6 - Dans les statistiques, quel est le pourcentage des donateurs qui ont fait leur premier don via une plateforme de don gratuit ?

Nous posons régulièrement des questions à nos membres et 70% de notre communauté a déclaré avoir réalisé son premier don de toute sa vie grâce Goodeed. En effet, 80% de notre audience a moins de 35 ans, Goodeed s’adresse aux jeunes et permet ainsi de rajeunir considérablement les donateurs du monde humanitaire.

7 - Aujourd’hui le marché des plateformes de don gratuit en France est assez discret pour le moment. Goodeed en est d’ailleurs l’un des principaux acteurs. Comment vois-tu le marché d’ici 2025 ?

Je pense que le don gratuit a un bel avenir car il est aujourd’hui le meilleur moyen d’impliquer financièrement les jeunes dans le monde humanitaire. De plus, il est une alternative aux ad blockers en rendant la publicité moins intrusive et spontanée. J’espère qu’en 2025, les 130 milliards de dollars de publicités dépensés sur le web permettront de générer une partie d’impact social. C’est déjà le cas par exemple avec les billets d’avions (UNITAID instauré par Philippe Douste-Blazy) ou encore les produits RED, alors pourquoi pas avec la publicité sur internet ?  

8 - À 18 ans tu as décidé de lâcher tes études pour lancer ta start’up. Deux ans plus tard du haut de tes 20 ans, quel est ton message aux jeunes de ta génération Y qui veulent se lancer dans la création de leur start’up à la place de continuer leurs études supérieures?

Nous sommes une équipe de 7 personnes aujourd’hui et travaillons régulièrement avec un deuxième cercle de prestataires. C’est une aventure formidable, en 2 ans d’entrepreneuriat j’ai appris énormément et vu beaucoup de sujets différents (marketing, démarchage commercial, communication, publicité, développement IT : site, appli mobile, widgets, partenariats ONG, recrutements).
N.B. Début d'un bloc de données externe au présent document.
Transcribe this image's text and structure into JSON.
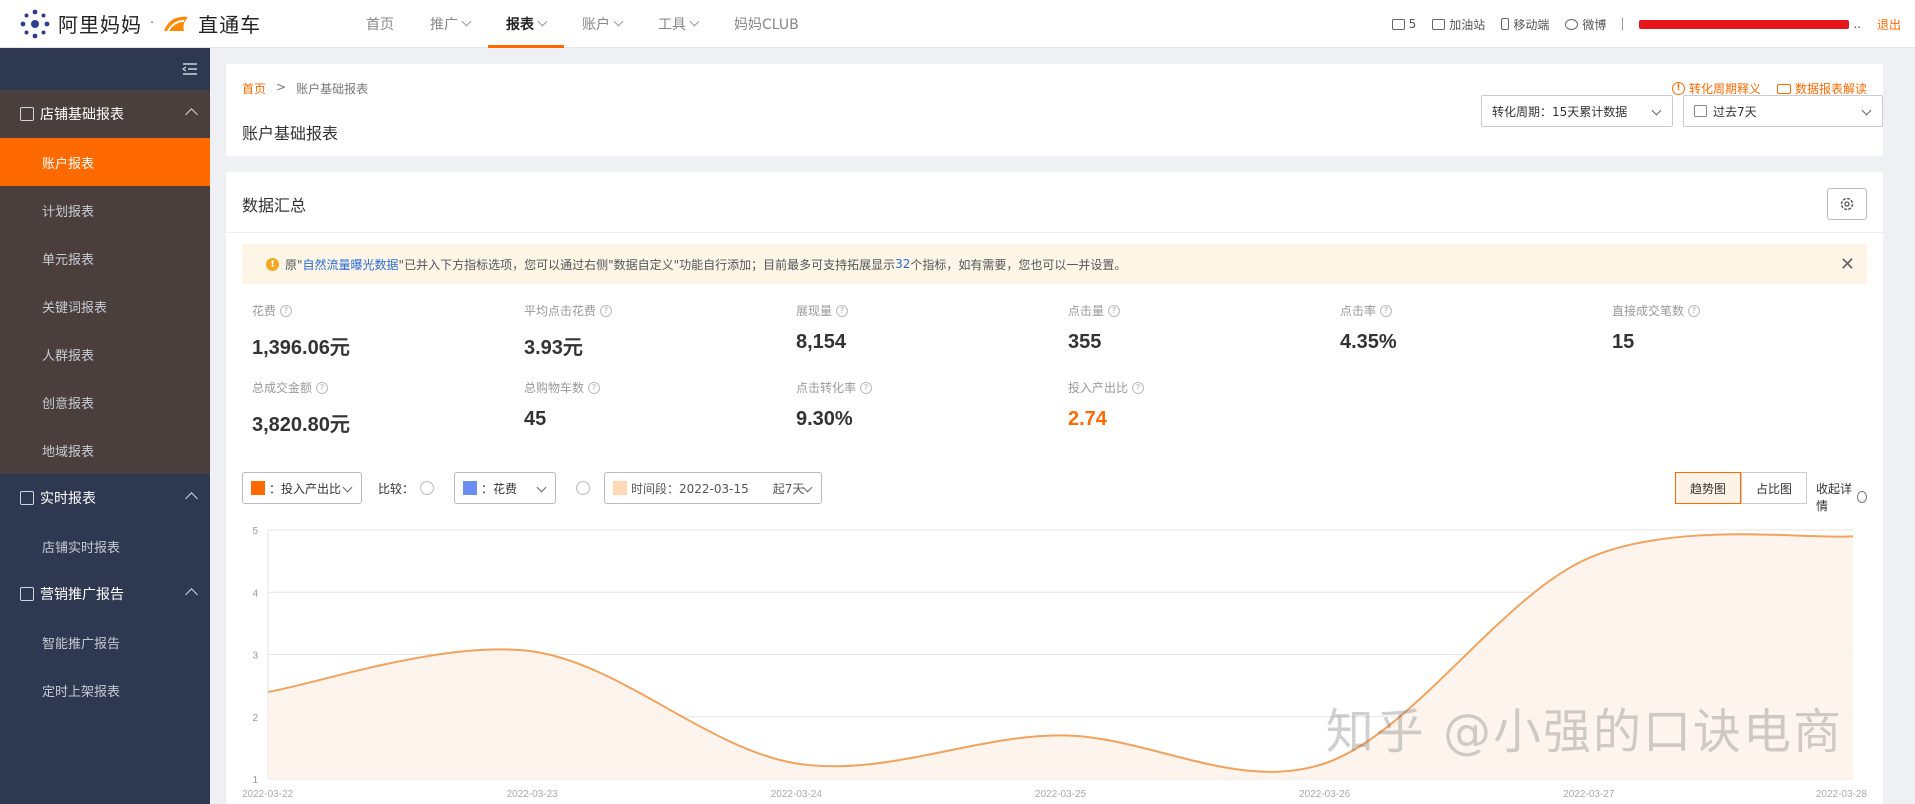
{
  "topbar": {
    "brand_alimama": "阿里妈妈",
    "brand_sep": "·",
    "brand_ztc": "直通车",
    "nav": [
      {
        "label": "首页",
        "caret": false,
        "active": false
      },
      {
        "label": "推广",
        "caret": true,
        "active": false
      },
      {
        "label": "报表",
        "caret": true,
        "active": true
      },
      {
        "label": "账户",
        "caret": true,
        "active": false
      },
      {
        "label": "工具",
        "caret": true,
        "active": false
      },
      {
        "label": "妈妈CLUB",
        "caret": false,
        "active": false
      }
    ],
    "msg_count": "5",
    "favorites": "加油站",
    "mobile": "移动端",
    "weibo": "微博",
    "user_suffix": "..",
    "logout": "退出"
  },
  "sidebar": {
    "groups": [
      {
        "title": "店铺基础报表",
        "items": [
          {
            "label": "账户报表",
            "active": true
          },
          {
            "label": "计划报表",
            "active": false
          },
          {
            "label": "单元报表",
            "active": false
          },
          {
            "label": "关键词报表",
            "active": false
          },
          {
            "label": "人群报表",
            "active": false
          },
          {
            "label": "创意报表",
            "active": false
          },
          {
            "label": "地域报表",
            "active": false
          }
        ]
      },
      {
        "title": "实时报表",
        "items": [
          {
            "label": "店铺实时报表",
            "active": false
          }
        ]
      },
      {
        "title": "营销推广报告",
        "items": [
          {
            "label": "智能推广报告",
            "active": false
          },
          {
            "label": "定时上架报表",
            "active": false
          }
        ]
      }
    ]
  },
  "header": {
    "breadcrumb_home": "首页",
    "breadcrumb_sep": ">",
    "breadcrumb_current": "账户基础报表",
    "title": "账户基础报表",
    "link_cycle": "转化周期释义",
    "link_report": "数据报表解读",
    "cycle_select": "转化周期：15天累计数据",
    "date_select": "过去7天"
  },
  "summary": {
    "title": "数据汇总",
    "notice_prefix": "原\"",
    "notice_highlight": "自然流量曝光数据",
    "notice_mid": "\"已并入下方指标选项，您可以通过右侧\"数据自定义\"功能自行添加；目前最多可支持拓展显示",
    "notice_count": "32",
    "notice_suffix": "个指标，如有需要，您也可以一并设置。",
    "metrics": [
      {
        "label": "花费",
        "value": "1,396.06元",
        "highlight": false
      },
      {
        "label": "平均点击花费",
        "value": "3.93元",
        "highlight": false
      },
      {
        "label": "展现量",
        "value": "8,154",
        "highlight": false
      },
      {
        "label": "点击量",
        "value": "355",
        "highlight": false
      },
      {
        "label": "点击率",
        "value": "4.35%",
        "highlight": false
      },
      {
        "label": "直接成交笔数",
        "value": "15",
        "highlight": false
      },
      {
        "label": "总成交金额",
        "value": "3,820.80元",
        "highlight": false
      },
      {
        "label": "总购物车数",
        "value": "45",
        "highlight": false
      },
      {
        "label": "点击转化率",
        "value": "9.30%",
        "highlight": false
      },
      {
        "label": "投入产出比",
        "value": "2.74",
        "highlight": true
      }
    ]
  },
  "controls": {
    "metric1": "：投入产出比",
    "metric1_color": "#ff6a00",
    "compare_label": "比较：",
    "metric2": "：花费",
    "metric2_color": "#6b8cf0",
    "period_label": "时间段：2022-03-15",
    "period_suffix": "起7天",
    "period_color": "#ffd9b8",
    "view_trend": "趋势图",
    "view_ratio": "占比图",
    "collapse": "收起详情"
  },
  "chart_data": {
    "type": "area",
    "x": [
      "2022-03-22",
      "2022-03-23",
      "2022-03-24",
      "2022-03-25",
      "2022-03-26",
      "2022-03-27",
      "2022-03-28"
    ],
    "series": [
      {
        "name": "投入产出比",
        "values": [
          2.4,
          3.05,
          1.25,
          1.7,
          1.25,
          4.55,
          4.9
        ],
        "color": "#f2a25c"
      }
    ],
    "ylim": [
      1,
      5
    ],
    "yticks": [
      "1",
      "2",
      "3",
      "4",
      "5"
    ],
    "grid": true
  },
  "watermark": "知乎 @小强的口诀电商"
}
C’est une source d’apprentissage énorme et l’aventure malgré les hauts et les bas, en "vaut la chandelle »!  

9 - La France est-elle selon toi un pays qui permet un développent propice à la création de start’up ?
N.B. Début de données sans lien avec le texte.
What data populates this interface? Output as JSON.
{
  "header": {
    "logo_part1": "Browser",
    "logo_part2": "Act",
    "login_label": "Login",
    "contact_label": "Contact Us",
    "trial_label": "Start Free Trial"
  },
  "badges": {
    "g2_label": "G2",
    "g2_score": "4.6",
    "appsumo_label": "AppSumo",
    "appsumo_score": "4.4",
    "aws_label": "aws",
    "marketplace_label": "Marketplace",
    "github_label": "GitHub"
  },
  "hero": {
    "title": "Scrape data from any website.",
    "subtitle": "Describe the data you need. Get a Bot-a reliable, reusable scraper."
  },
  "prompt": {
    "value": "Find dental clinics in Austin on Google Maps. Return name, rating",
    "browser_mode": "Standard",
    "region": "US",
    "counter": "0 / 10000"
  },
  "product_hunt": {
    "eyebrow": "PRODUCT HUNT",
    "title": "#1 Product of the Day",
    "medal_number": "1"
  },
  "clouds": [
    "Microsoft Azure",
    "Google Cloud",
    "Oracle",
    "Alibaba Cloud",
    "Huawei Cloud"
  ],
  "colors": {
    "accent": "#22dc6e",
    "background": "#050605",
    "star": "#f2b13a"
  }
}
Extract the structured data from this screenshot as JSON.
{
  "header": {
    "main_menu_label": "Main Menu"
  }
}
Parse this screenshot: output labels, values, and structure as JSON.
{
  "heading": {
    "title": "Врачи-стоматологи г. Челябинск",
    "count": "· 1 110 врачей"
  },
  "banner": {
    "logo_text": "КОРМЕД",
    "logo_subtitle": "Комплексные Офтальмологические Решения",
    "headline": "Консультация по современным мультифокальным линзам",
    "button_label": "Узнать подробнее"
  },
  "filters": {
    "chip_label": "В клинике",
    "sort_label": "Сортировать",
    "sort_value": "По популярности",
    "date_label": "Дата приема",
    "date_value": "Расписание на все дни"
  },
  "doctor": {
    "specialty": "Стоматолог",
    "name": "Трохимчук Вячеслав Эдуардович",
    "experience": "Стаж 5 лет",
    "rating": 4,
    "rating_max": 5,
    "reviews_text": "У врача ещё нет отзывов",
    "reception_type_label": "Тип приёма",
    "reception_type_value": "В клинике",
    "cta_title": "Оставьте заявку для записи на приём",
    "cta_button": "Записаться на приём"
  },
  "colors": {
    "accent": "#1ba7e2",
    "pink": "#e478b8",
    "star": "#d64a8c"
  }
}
Oui, selon moi la France est un super pays pour entreprendre. Il y a énormément d’aides dès le début de l’aventure (subventions, prêts d’honneur) et un véritable écosystème pour être accompagné : pépinières, incubateurs (The Family, Le Camping, La Ruche...). Les concours d’entrepreneuriat comme 100 Jours Pour Entreprendre, Samsung Launching People

De plus, la carte vitale nous permet même d’avoir la garantie de rester en vie durant notre épisode entrepreneurial, chose difficile à retrouver par exemple aux US. La lourdeur administrative peut faire peur mais en étant bien organisé et appuyé par des bons professionnels, elle devient un souci mineur par rapport aux avantages apportés par notre pays.